DPS also gives customers the opportunity to track their shipments online. If
their shipment is lost or damaged, they can file a claim online and settle
directly with the moving company.
Moves not yet covered by DPS, generally those involving long-term storage or
moves within an overseas theater, will be included as new features are added
to make the system fully operational by September 2017, Smith said.
Military Surface Deployment and Distribution Command, Transcom’s Army
component, processes about 600,000 personal property moves each year for
Soldiers, Sailors, Airmen, Marines, Coast Guardsmen, Defense Department
civilian employees and their families, Smith reported. About one-third of
these moves take place during the summer, and almost 70,000 include
privately-owned vehicle shipments.
Collectively, they cost the Defense Department about $2.2 billion a year,
Smith said. But with DPS, she projects between $117 million and $136 million
in annual savings — while providing customers with better service.
That’s because rather than relying on “low-bid” transportation providers to
conduct military moves, DPS provides “best value” services. This, Smith
explained, factors in not just cost, but also variables such as timeliness,
reliability, the incidence of lost or damaged shipments and ease in
providing reimbursement for claims.
“We want to provide carriers that are not only qualified, but fully capable
of making sure that they protect the members’ household goods, provide a
great quality move and communicate with that customer,” she said. “The
bottom line for us is that we want to do business with carriers that pick up
the household goods on time and deliver them on time, with no or the least
amount of damage — whether (that carrier) happens to be cheaper or a little
bit more expensive.”
Those determinations are based directly on customer satisfaction surveys
that help ensure the best movers get singled out for DOD business. “We rely
on these surveys because (customers) get to evaluate the (transportation
service provider’s) performance, and that ties directly into the best-value
score,” Smith said. “The higher the customer satisfaction, the higher the
score and the more opportunity that (carrier) gets to participate in future
As an additional incentive for moving companies to apply extra care while
handling DOD shipments, carriers are now required to pay full replacement
value for anything lost or broken. Before that change was introduced about
five years ago, transportation carriers paid a depreciated value on all
The result has been a dramatic reduction in claims.

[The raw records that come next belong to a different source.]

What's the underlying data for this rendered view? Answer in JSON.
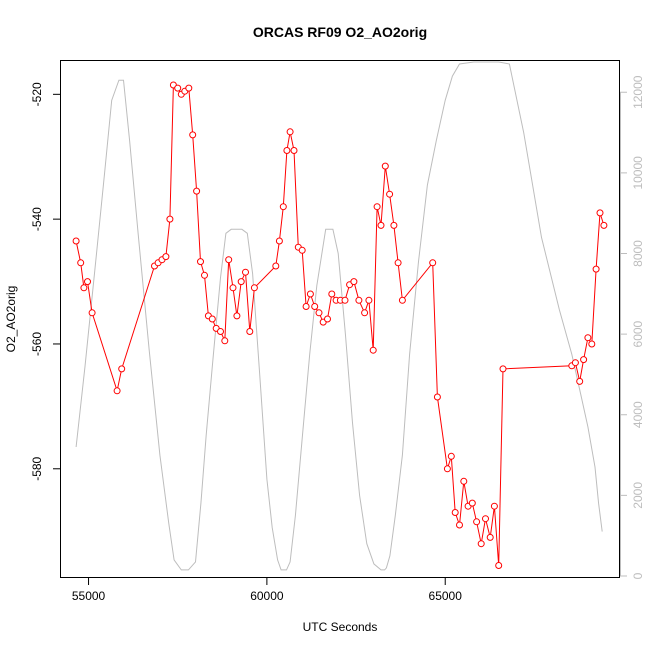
{
  "chart_data": {
    "type": "line",
    "title": "ORCAS RF09 O2_AO2orig",
    "xlabel": "UTC Seconds",
    "ylabel": "O2_AO2orig",
    "xlim": [
      54200,
      69900
    ],
    "ylim": [
      -597.5,
      -514.5
    ],
    "y2lim": [
      -50,
      12800
    ],
    "x_ticks": [
      55000,
      60000,
      65000
    ],
    "x_tick_labels": [
      "55000",
      "60000",
      "65000"
    ],
    "y_ticks": [
      -520,
      -540,
      -560,
      -580
    ],
    "y_tick_labels": [
      "-520",
      "-540",
      "-560",
      "-580"
    ],
    "y2_ticks": [
      0,
      2000,
      4000,
      6000,
      8000,
      10000,
      12000
    ],
    "y2_tick_labels": [
      "0",
      "2000",
      "4000",
      "6000",
      "8000",
      "10000",
      "12000"
    ],
    "grid": false,
    "colors": {
      "o2_series": "#ff0000",
      "altitude_series": "#bdbdbd",
      "axes": "#000000",
      "right_axis": "#bdbdbd"
    },
    "series": [
      {
        "axis": "left",
        "style": "line-points",
        "x": [
          54650,
          54780,
          54870,
          54970,
          55100,
          55800,
          55930,
          56850,
          56950,
          57060,
          57170,
          57280,
          57380,
          57500,
          57600,
          57700,
          57810,
          57920,
          58030,
          58140,
          58250,
          58360,
          58470,
          58580,
          58700,
          58820,
          58930,
          59050,
          59160,
          59280,
          59400,
          59520,
          59650,
          60250,
          60350,
          60460,
          60560,
          60650,
          60760,
          60880,
          60990,
          61100,
          61220,
          61340,
          61460,
          61580,
          61700,
          61820,
          61940,
          62060,
          62190,
          62320,
          62440,
          62580,
          62740,
          62860,
          62980,
          63090,
          63200,
          63320,
          63440,
          63560,
          63680,
          63800,
          64650,
          64780,
          65060,
          65170,
          65280,
          65400,
          65520,
          65640,
          65760,
          65880,
          66010,
          66130,
          66260,
          66380,
          66500,
          66620,
          68550,
          68650,
          68770,
          68880,
          69000,
          69110,
          69230,
          69340,
          69450
        ],
        "y": [
          -543.5,
          -547,
          -551,
          -550,
          -555,
          -567.5,
          -564,
          -547.5,
          -547,
          -546.5,
          -546,
          -540,
          -518.5,
          -519,
          -520,
          -519.5,
          -519,
          -526.5,
          -535.5,
          -546.8,
          -549,
          -555.5,
          -556,
          -557.5,
          -558,
          -559.5,
          -546.5,
          -551,
          -555.5,
          -550,
          -548.5,
          -558,
          -551,
          -547.5,
          -543.5,
          -538,
          -529,
          -526,
          -529,
          -544.5,
          -545,
          -554,
          -552,
          -554,
          -555,
          -556.5,
          -556,
          -552,
          -553,
          -553,
          -553,
          -550.5,
          -550,
          -553,
          -555,
          -553,
          -561,
          -538,
          -541,
          -531.5,
          -536,
          -541,
          -547,
          -553,
          -547,
          -568.5,
          -580,
          -578,
          -587,
          -589,
          -582,
          -586,
          -585.5,
          -588.5,
          -592,
          -588,
          -591,
          -586,
          -595.5,
          -564,
          -563.5,
          -563,
          -566,
          -562.5,
          -559,
          -560,
          -548,
          -539,
          -541
        ]
      },
      {
        "axis": "right",
        "style": "line",
        "x": [
          54650,
          54900,
          55200,
          55450,
          55650,
          55850,
          55980,
          56150,
          56400,
          56700,
          57000,
          57250,
          57400,
          57600,
          57800,
          58000,
          58150,
          58300,
          58500,
          58700,
          58850,
          59000,
          59300,
          59450,
          59600,
          59800,
          60000,
          60150,
          60300,
          60400,
          60480,
          60550,
          60650,
          60800,
          61000,
          61200,
          61400,
          61650,
          61750,
          61850,
          62000,
          62200,
          62400,
          62600,
          62800,
          63000,
          63200,
          63300,
          63350,
          63450,
          63600,
          63800,
          64000,
          64250,
          64500,
          64750,
          65000,
          65200,
          65400,
          65800,
          66200,
          66500,
          66800,
          67200,
          67700,
          68200,
          68550,
          68800,
          69000,
          69200,
          69300,
          69400
        ],
        "y": [
          3200,
          5200,
          7800,
          10000,
          11800,
          12300,
          12300,
          10800,
          8400,
          5600,
          3000,
          1300,
          400,
          150,
          150,
          350,
          1800,
          3500,
          5500,
          7400,
          8500,
          8600,
          8600,
          8500,
          7500,
          5000,
          2400,
          1200,
          400,
          150,
          150,
          150,
          350,
          1500,
          3500,
          5500,
          7200,
          8600,
          8600,
          8600,
          8000,
          6000,
          3800,
          2000,
          800,
          300,
          150,
          150,
          200,
          500,
          1500,
          3000,
          5500,
          7800,
          9700,
          10800,
          11800,
          12400,
          12700,
          12750,
          12750,
          12750,
          12700,
          11000,
          8400,
          6600,
          5500,
          4500,
          3700,
          2700,
          1800,
          1100
        ]
      }
    ]
  }
}
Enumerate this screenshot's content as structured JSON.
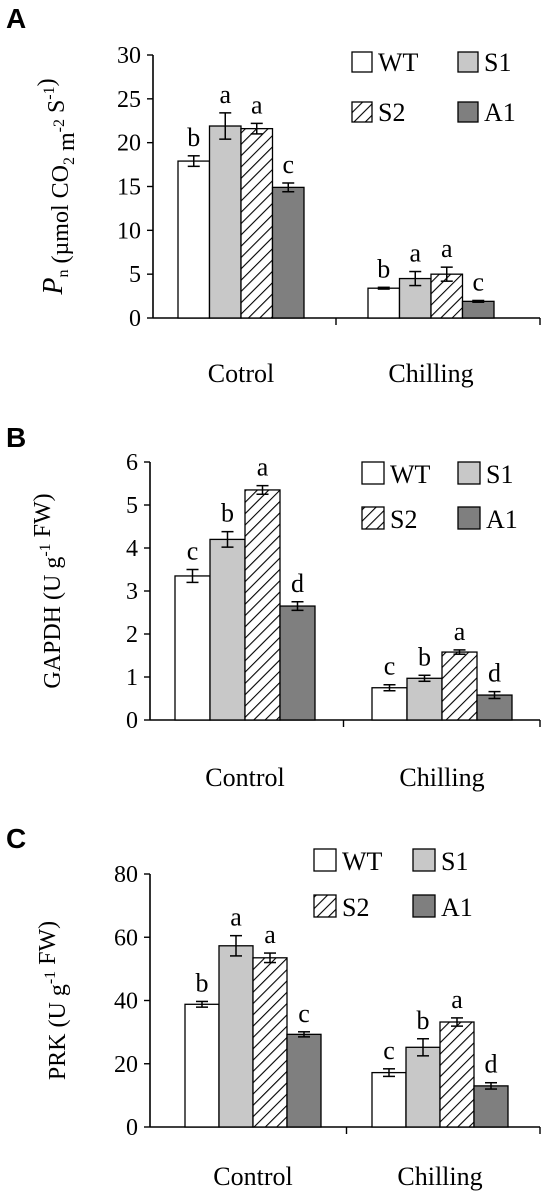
{
  "colors": {
    "WT": "#ffffff",
    "S1": "#c8c8c8",
    "S2": "hatch",
    "A1": "#7f7f7f",
    "axis": "#000000"
  },
  "chart_data": [
    {
      "panel": "A",
      "type": "bar",
      "ylabel": "Pn (µmol CO2 m-2 S-1)",
      "ylabel_parts": [
        "P",
        "n",
        " (µmol CO",
        "2",
        " m",
        "-2",
        " S",
        "-1",
        ")"
      ],
      "ylim": [
        0,
        30
      ],
      "yticks": [
        0,
        5,
        10,
        15,
        20,
        25,
        30
      ],
      "categories": [
        "Cotrol",
        "Chilling"
      ],
      "legend": [
        "WT",
        "S1",
        "S2",
        "A1"
      ],
      "series": [
        {
          "name": "WT",
          "values": [
            17.9,
            3.4
          ],
          "errors": [
            0.6,
            0.1
          ],
          "letters": [
            "b",
            "b"
          ]
        },
        {
          "name": "S1",
          "values": [
            21.9,
            4.5
          ],
          "errors": [
            1.5,
            0.8
          ],
          "letters": [
            "a",
            "a"
          ]
        },
        {
          "name": "S2",
          "values": [
            21.6,
            5.0
          ],
          "errors": [
            0.6,
            0.8
          ],
          "letters": [
            "a",
            "a"
          ]
        },
        {
          "name": "A1",
          "values": [
            14.9,
            1.9
          ],
          "errors": [
            0.5,
            0.1
          ],
          "letters": [
            "c",
            "c"
          ]
        }
      ]
    },
    {
      "panel": "B",
      "type": "bar",
      "ylabel": "GAPDH (U g-1 FW)",
      "ylabel_parts": [
        "GAPDH (U g",
        "-1",
        " FW)"
      ],
      "ylim": [
        0,
        6
      ],
      "yticks": [
        0,
        1,
        2,
        3,
        4,
        5,
        6
      ],
      "categories": [
        "Control",
        "Chilling"
      ],
      "legend": [
        "WT",
        "S1",
        "S2",
        "A1"
      ],
      "series": [
        {
          "name": "WT",
          "values": [
            3.35,
            0.75
          ],
          "errors": [
            0.15,
            0.07
          ],
          "letters": [
            "c",
            "c"
          ]
        },
        {
          "name": "S1",
          "values": [
            4.2,
            0.97
          ],
          "errors": [
            0.18,
            0.07
          ],
          "letters": [
            "b",
            "b"
          ]
        },
        {
          "name": "S2",
          "values": [
            5.35,
            1.58
          ],
          "errors": [
            0.1,
            0.05
          ],
          "letters": [
            "a",
            "a"
          ]
        },
        {
          "name": "A1",
          "values": [
            2.65,
            0.58
          ],
          "errors": [
            0.1,
            0.08
          ],
          "letters": [
            "d",
            "d"
          ]
        }
      ]
    },
    {
      "panel": "C",
      "type": "bar",
      "ylabel": "PRK (U g-1 FW)",
      "ylabel_parts": [
        "PRK (U g",
        "-1",
        " FW)"
      ],
      "ylim": [
        0,
        80
      ],
      "yticks": [
        0,
        20,
        40,
        60,
        80
      ],
      "categories": [
        "Control",
        "Chilling"
      ],
      "legend": [
        "WT",
        "S1",
        "S2",
        "A1"
      ],
      "series": [
        {
          "name": "WT",
          "values": [
            38.8,
            17.2
          ],
          "errors": [
            0.9,
            1.2
          ],
          "letters": [
            "b",
            "c"
          ]
        },
        {
          "name": "S1",
          "values": [
            57.3,
            25.2
          ],
          "errors": [
            3.2,
            2.7
          ],
          "letters": [
            "a",
            "b"
          ]
        },
        {
          "name": "S2",
          "values": [
            53.5,
            33.2
          ],
          "errors": [
            1.5,
            1.3
          ],
          "letters": [
            "a",
            "a"
          ]
        },
        {
          "name": "A1",
          "values": [
            29.3,
            13.0
          ],
          "errors": [
            0.8,
            1.0
          ],
          "letters": [
            "c",
            "d"
          ]
        }
      ]
    }
  ]
}
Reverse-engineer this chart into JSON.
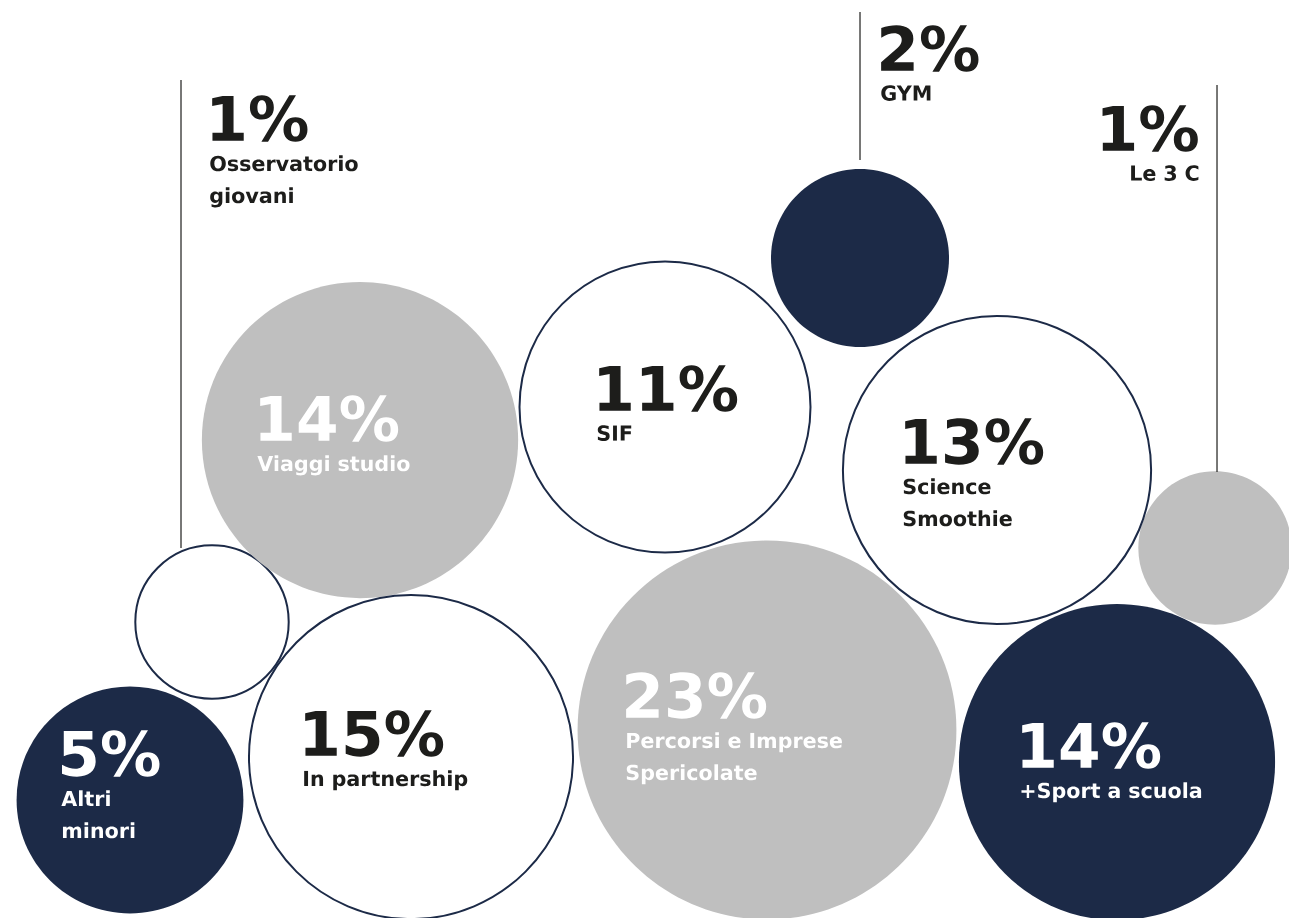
{
  "chart_data": {
    "type": "other",
    "categories": [
      "Osservatorio giovani",
      "GYM",
      "Le 3 C",
      "Viaggi studio",
      "SIF",
      "Science Smoothie",
      "Altri minori",
      "In partnership",
      "Percorsi e Imprese Spericolate",
      "+Sport a scuola"
    ],
    "values": [
      1,
      2,
      1,
      14,
      11,
      13,
      5,
      15,
      23,
      14
    ],
    "value_labels": [
      "1%",
      "2%",
      "1%",
      "14%",
      "11%",
      "13%",
      "5%",
      "15%",
      "23%",
      "14%"
    ],
    "colors": [
      "#ffffff",
      "#1c2a47",
      "#bfbfbf",
      "#bfbfbf",
      "#ffffff",
      "#ffffff",
      "#1c2a47",
      "#ffffff",
      "#bfbfbf",
      "#1c2a47"
    ]
  }
}
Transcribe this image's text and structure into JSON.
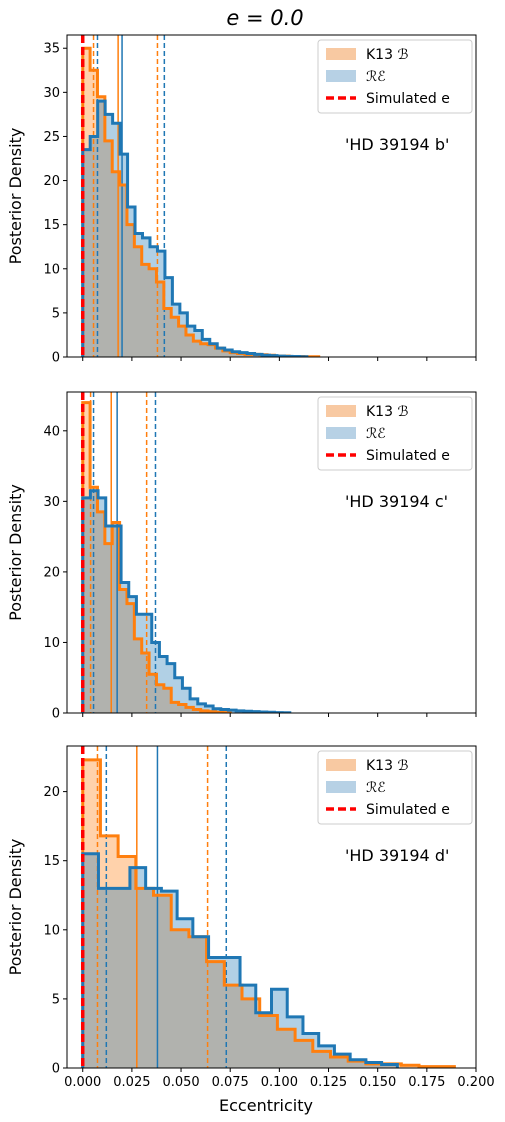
{
  "figure": {
    "title": "e = 0.0",
    "xlabel": "Eccentricity",
    "ylabel": "Posterior Density"
  },
  "legend": {
    "labels": [
      "K13 ℬ",
      "ℛℰ",
      "Simulated e"
    ],
    "colors": [
      "#f8c9a2",
      "#b7d1e5",
      "#ff0000"
    ]
  },
  "colors": {
    "k13_line": "#ff7f0e",
    "re_line": "#1f77b4",
    "overlap": "#a9aaa9",
    "simulated": "#ff0000"
  },
  "chart_data": [
    {
      "type": "histogram",
      "annotation": "'HD 39194 b'",
      "ylabel": "Posterior Density",
      "xlim": [
        -0.008,
        0.2
      ],
      "ylim": [
        0,
        36.5
      ],
      "yticks": [
        0,
        5,
        10,
        15,
        20,
        25,
        30,
        35
      ],
      "xticks": [
        0.0,
        0.025,
        0.05,
        0.075,
        0.1,
        0.125,
        0.15,
        0.175,
        0.2
      ],
      "simulated_e": 0.0,
      "series": [
        {
          "name": "K13 ℬ",
          "bin_edges": [
            0,
            0.00375,
            0.0075,
            0.01125,
            0.015,
            0.01875,
            0.0225,
            0.02625,
            0.03,
            0.03375,
            0.0375,
            0.04125,
            0.045,
            0.04875,
            0.0525,
            0.05625,
            0.06,
            0.06375,
            0.0675,
            0.07125,
            0.075,
            0.07875,
            0.0825,
            0.08625,
            0.09,
            0.09375,
            0.0975,
            0.10125,
            0.105,
            0.10875,
            0.1125,
            0.11625,
            0.12
          ],
          "densities": [
            35,
            32.5,
            29.5,
            24.5,
            21,
            19.5,
            15,
            12.5,
            10.5,
            10,
            8.5,
            5.5,
            4.5,
            3.5,
            2.5,
            1.8,
            1.5,
            1.4,
            1.0,
            0.7,
            0.5,
            0.4,
            0.3,
            0.3,
            0.25,
            0.2,
            0.1,
            0.1,
            0.05,
            0.05,
            0.03,
            0.03
          ],
          "median": 0.018,
          "ci": [
            0.0055,
            0.038
          ]
        },
        {
          "name": "ℛℰ",
          "bin_edges": [
            0,
            0.0038,
            0.0076,
            0.0114,
            0.0152,
            0.019,
            0.0228,
            0.0266,
            0.0304,
            0.0342,
            0.038,
            0.0418,
            0.0456,
            0.0494,
            0.0532,
            0.057,
            0.0608,
            0.0646,
            0.0684,
            0.0722,
            0.076,
            0.0798,
            0.0836,
            0.0874,
            0.0912,
            0.095,
            0.0988,
            0.1026,
            0.1064,
            0.1102,
            0.114
          ],
          "densities": [
            23.5,
            25,
            29,
            27.5,
            26.5,
            23,
            17,
            14,
            13.5,
            12.5,
            12,
            9,
            6,
            5,
            3.5,
            3,
            2,
            1.5,
            1.0,
            0.8,
            0.6,
            0.5,
            0.4,
            0.3,
            0.2,
            0.15,
            0.1,
            0.07,
            0.05,
            0.03
          ],
          "median": 0.02,
          "ci": [
            0.0075,
            0.0415
          ]
        }
      ]
    },
    {
      "type": "histogram",
      "annotation": "'HD 39194 c'",
      "ylabel": "Posterior Density",
      "xlim": [
        -0.008,
        0.2
      ],
      "ylim": [
        0,
        45.5
      ],
      "yticks": [
        0,
        10,
        20,
        30,
        40
      ],
      "xticks": [
        0.0,
        0.025,
        0.05,
        0.075,
        0.1,
        0.125,
        0.15,
        0.175,
        0.2
      ],
      "simulated_e": 0.0,
      "series": [
        {
          "name": "K13 ℬ",
          "bin_edges": [
            0,
            0.00375,
            0.0075,
            0.01125,
            0.015,
            0.01875,
            0.0225,
            0.02625,
            0.03,
            0.03375,
            0.0375,
            0.04125,
            0.045,
            0.04875,
            0.0525,
            0.05625,
            0.06,
            0.06375,
            0.0675,
            0.07125,
            0.075
          ],
          "densities": [
            44,
            32,
            28.5,
            24,
            27,
            17.5,
            15.5,
            10.5,
            8.5,
            5.5,
            4,
            3.5,
            1.5,
            1.2,
            0.8,
            0.5,
            0.3,
            0.2,
            0.1,
            0.05
          ],
          "median": 0.0145,
          "ci": [
            0.004,
            0.0325
          ]
        },
        {
          "name": "ℛℰ",
          "bin_edges": [
            0,
            0.0039,
            0.0078,
            0.0117,
            0.0156,
            0.0195,
            0.0234,
            0.0273,
            0.0312,
            0.0351,
            0.039,
            0.0429,
            0.0468,
            0.0507,
            0.0546,
            0.0585,
            0.0624,
            0.0663,
            0.0702,
            0.0741,
            0.078,
            0.0819,
            0.0858,
            0.0897,
            0.0936,
            0.0975,
            0.1014,
            0.1053
          ],
          "densities": [
            30.5,
            31.5,
            30.5,
            26.5,
            26.5,
            18.5,
            16.5,
            14,
            14,
            10,
            8,
            7,
            5,
            3.5,
            2,
            1.3,
            1.0,
            0.6,
            0.5,
            0.4,
            0.3,
            0.25,
            0.2,
            0.15,
            0.1,
            0.05,
            0.03
          ],
          "median": 0.0175,
          "ci": [
            0.0055,
            0.037
          ]
        }
      ]
    },
    {
      "type": "histogram",
      "annotation": "'HD 39194 d'",
      "ylabel": "Posterior Density",
      "xlabel": "Eccentricity",
      "xlim": [
        -0.008,
        0.2
      ],
      "ylim": [
        0,
        23.3
      ],
      "yticks": [
        0,
        5,
        10,
        15,
        20
      ],
      "xticks": [
        0.0,
        0.025,
        0.05,
        0.075,
        0.1,
        0.125,
        0.15,
        0.175,
        0.2
      ],
      "xtick_labels": [
        "0.000",
        "0.025",
        "0.050",
        "0.075",
        "0.100",
        "0.125",
        "0.150",
        "0.175",
        "0.200"
      ],
      "simulated_e": 0.0,
      "series": [
        {
          "name": "K13 ℬ",
          "bin_edges": [
            0,
            0.009,
            0.018,
            0.027,
            0.036,
            0.045,
            0.054,
            0.063,
            0.072,
            0.081,
            0.09,
            0.099,
            0.108,
            0.117,
            0.126,
            0.135,
            0.144,
            0.153,
            0.162,
            0.171,
            0.18,
            0.189
          ],
          "densities": [
            22.3,
            16.8,
            15.3,
            13,
            12.5,
            10,
            9.5,
            7.7,
            6,
            5,
            3.8,
            2.8,
            2,
            1.2,
            0.8,
            0.5,
            0.3,
            0.3,
            0.2,
            0.1,
            0.1
          ],
          "median": 0.0275,
          "ci": [
            0.0075,
            0.0635
          ]
        },
        {
          "name": "ℛℰ",
          "bin_edges": [
            0,
            0.008,
            0.016,
            0.024,
            0.032,
            0.04,
            0.048,
            0.056,
            0.064,
            0.072,
            0.08,
            0.088,
            0.096,
            0.104,
            0.112,
            0.12,
            0.128,
            0.136,
            0.144,
            0.152,
            0.16
          ],
          "densities": [
            15.5,
            13,
            13,
            14.5,
            13,
            12.8,
            10.8,
            9.5,
            8,
            8,
            6,
            4,
            5.7,
            3.7,
            2.5,
            1.6,
            1.0,
            0.6,
            0.4,
            0.25
          ],
          "median": 0.038,
          "ci": [
            0.012,
            0.073
          ]
        }
      ]
    }
  ]
}
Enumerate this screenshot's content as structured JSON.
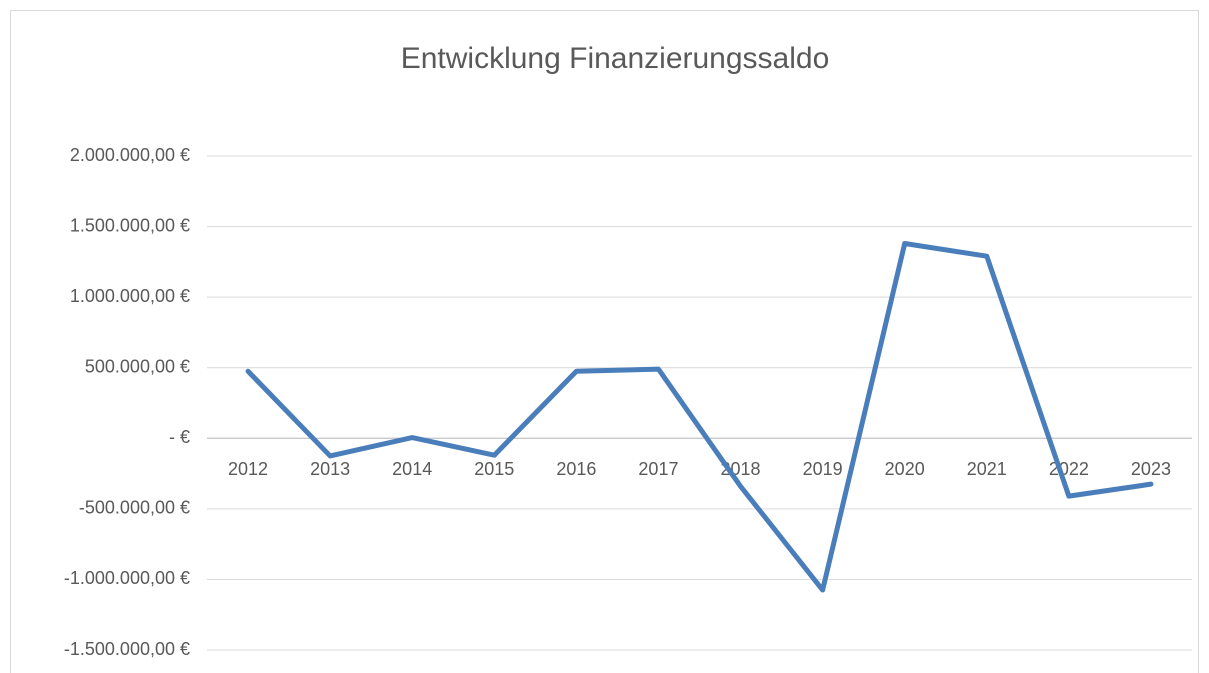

“If they break your $500 china, that means they have to replace or repair
it. So carriers have a tendency to be more careful,” Smith said. “That is a
good thing, because it helps make service members feel a little bit more
comfortable about turning over their prized possessions, knowing that the
carriers are going to be held responsible for it.”
Smith said she’s looking forward to the complete rollout of DPS and the
convenience it will provide DOD customers throughout the move process.
“This will be a brand new era,” she said. “Customers will have a centralized
one-stop shop that gives them all the tools they need to plan and manage
their moves, that provides them best-value service and uses their feedback
to ensure other service members will, too.”